У берега качалась на плаву лодка с припасом, вблизи стоял старик, высокий седобородый дед с шапкой в руках.
— Здравствуй, Лесина, — сказал Мстислав. — Как можется, старый?
— Топчу пока земельку, князюшка, — степенно, с достоинством поклонившись, ответил старик. — Век мой затянулся, да я и не жалуюсь. Царство небесное, спору нет, куда как веселее здешнего бытия станется, а только не каждому туда дорога проложена, потому и на грешной земле пожить лишнего любо.

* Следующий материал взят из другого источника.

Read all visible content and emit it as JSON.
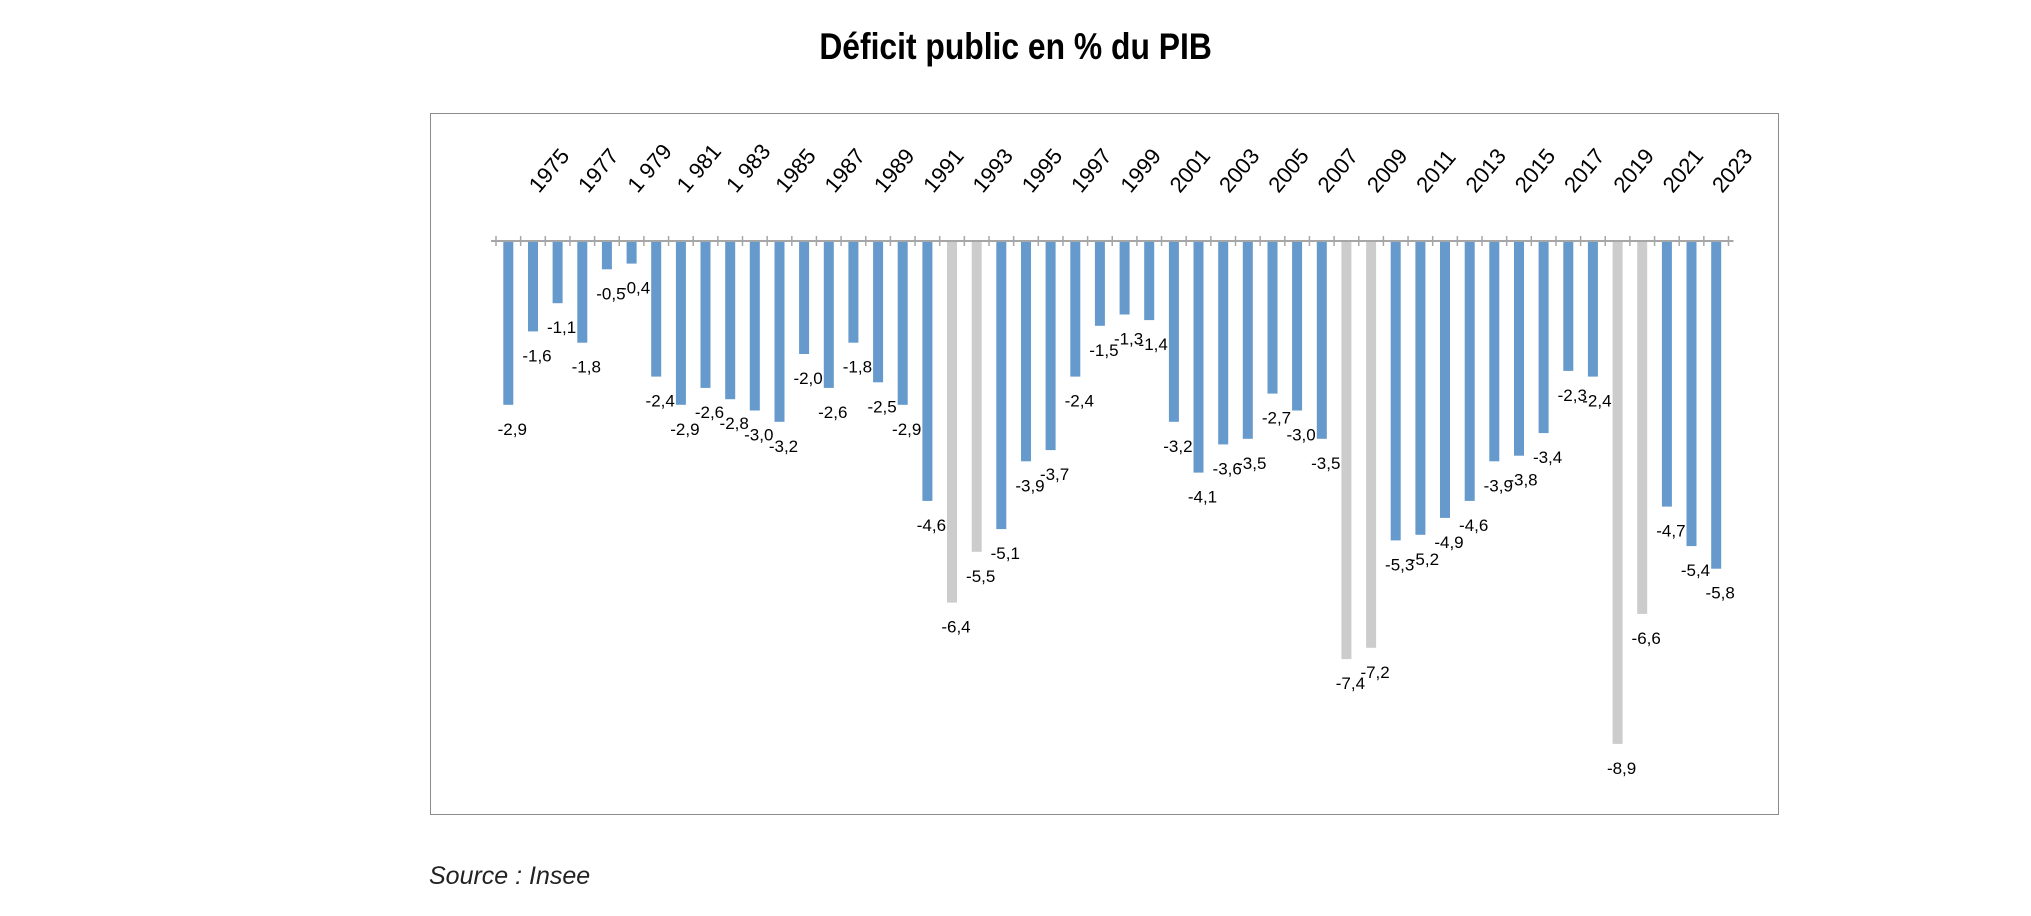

— Видишь, Евпатий, какие старики тут живут? — сказал князь Мстислав. — Это, Лесина, гость наш рязанский, Коловрат Евпатий, первейший воин князя Юрия… Все приготовил, Лесина?
— Все, князюшка, все ладно, — засуетился старик и принялся отвязывать лодку. — Сейчас и двинем с божьей помощью.
— Нет, — сказал князь Черниговский. — Мы только вдвоем поедем. Небось не разучился я туриком
[6] стучать, на уху, поди, и сами поймаем. Ты иди, Лесина, не труди свои кости напрасно.
Они остались вдвоем.
— Да где же снасти, князь? — спросил Коловрат.
— А мы без снастей, — ответил Мстислав. — Так издревле наши прадеды ловили. Или рязанцы забыли про то?
— Не припомню что-то, князь, про такую ловлю, — ответил Коловрат.
— А ты смотри да научайся.
Мстислав Черниговский отошел в сторонку, нагнулся над кучей срубленных кустов и перенес их в лодку, где уже лежали шесты, их Евпатий сразу заметил, но не понял, для чего они.
— Веревка есть, — сказал, оглядывая дно лодки, князь Черниговский. — Турик тоже, и камни-кругляши. Лесина уложил. Можно трогать, Евпатий.
Они выгребли от берега, Подошли к островку, дугой упавшему на середину озера, вошли в покойную заводь.
— Здесь и возьмем рыбку-то, — сказал Мстислав.
Оставив Евпатия на веслах, князь взял из лодки шест и туриком стал забивать шест в дно. Затем он привязал к нему веревку, выбрал куст, прихватил свободным концом веревки его вершину, прикрепил камень-кругляш и опустил куст в воду.
Евпатий с сомнением смотрел на это занятие, вроде бы не подобающее княжьему чину. А Мстислав вбил второй шест, привязал и опустил подле него второй куст. Затем третий, четвертый, пятый… Кончились шесты, да и кустов не стало, лишь с пяток кругляшей осталось в лодке.
— Теперь к берегу, — сказал князь. — Вон песок, видишь? Туда и пойдем. Там валежника наберем огонь покормить…
Солнце свалилось ко второму полудню и палило еще знойно. Они сидели в тени, костер догорал, и угли по краям его подернулись пеплом.
— Триста воинов дам я тебе, Коловрат, — сказал князь Черниговский. — Это — немало. Ну и оружием, припасами помогу, сотня возов пойдет с тобой на Рязань.
Народ надо поднимать, князь Мстислав, — глухо проговорил Коловрат. — Это не половцы, идет сила страшная, тут и тыщей не обойдешься.
— Пойми ты меня по-человечьи, Евпатий. Разве я не хочу помочь князю Юрию? Али ты забыл, что моя дочь венцом отдана его сыну Федору? Но я отец не только для Евпраксии, но и всему черниговскому люду. Ты понимаешь это, Евпатий?
— Понимаю, — сказал Коловрат.
— А коли понимаешь, то скажи мне, как могу я все отдать? Вдруг да подступит враг к моим границам. Кто тогда защитит и Чернигов? Кто?
Коловрат молчал. Он потянул рукой толстый сук, повертел, затем резко сломил его через колено и бросил обломки в догорающий костер.